For all intents and purposes, everything is still hypothetical at this point, but let’s consider what could be coming down the pike for the Utes.
If the Pac-12 raids the Mountain West, maybe it ends up with San Diego State and Boise State, currently two of the top mid-major programs in the country.
If the Big 12 takes Utah as part of a multi-team poaching, the Utes may end up in a conference with Kansas, Baylor and Texas Tech.
If the reported “loose partnership” between the Pac-12 and ACC comes to fruition, Duke, North Carolina, Syracuse, Virginia, Florida State, and Louisville might be on the docket.
There are no go-to options among those three. Nobody is asking what Utah would prefer here, nor is anyone asking what the rest of the Pac-12 basketball programs would prefer.
They’re all just collateral damage.
Other things on my mind
• The media was allowed into Utah practice on Thursday. I paid a lot of attention to 6-foot-8 former Wasatch Academy star Keba Keita, who looked as advertised. Just a freak of an athlete, a rim-to-rim guy, potentially a defensive force walking in the door for Smith. There were a handful of ‘whoa’ moments from Keita on Thursday, enough that you left the gym optimistic despite his being quite raw offensively. To be clear, Keita is absolutely raw, but certainly less raw than I was led to believe. For now, don’t bet on anything happening offensively from Keita from outside 8 feet.
• I’ve spent four months writing and talking about this, but there isn’t enough size on this roster. The good news is, maybe Keita is a little more ready to play real minutes than I first thought. Of course, let’s see what happens once school starts, practice starts, games start, and things get a little more serious, but that’s where I am right now. It’s Branden Carlson, Keita, Ben Carlson as a stretch-4, and maybe Gavin Baxter, who we’ll talk more about below.
• We’re talking about a July workout against his teammates here, but among the new guys, I thought Wil Exacte looked the most comfortable. He’s a plus athlete and he can shoot it, neither of which Utah had last season, especially the former. One noticeable thing to me was that Exacte wanted to go high octane at all times. Commendable, not sustainable, but the good news is, everyone says he’s very coachable, so now it’s up to Smith and staff to get that under control.

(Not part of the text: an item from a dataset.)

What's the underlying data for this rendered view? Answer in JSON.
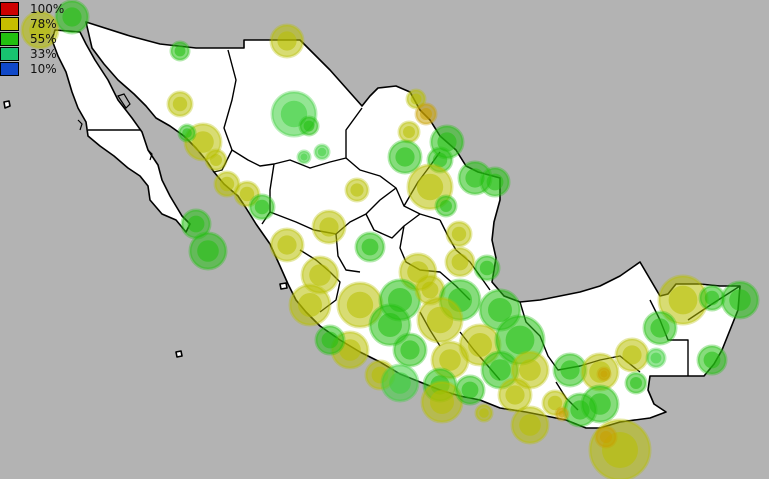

• Bostyn Holt and BYU transfer Gavin Baxter are not yet cleared for full contact, but Smith offered optimism that both would be ready to go by the time Utah’s fall semester begins on Aug. 22. What Baxter can give this season is an intriguing situation, having missed most of the last three seasons due to various injuries. If Utah gets anything resembling rotation minutes out of Baxter this winter, it strikes me as a bonus.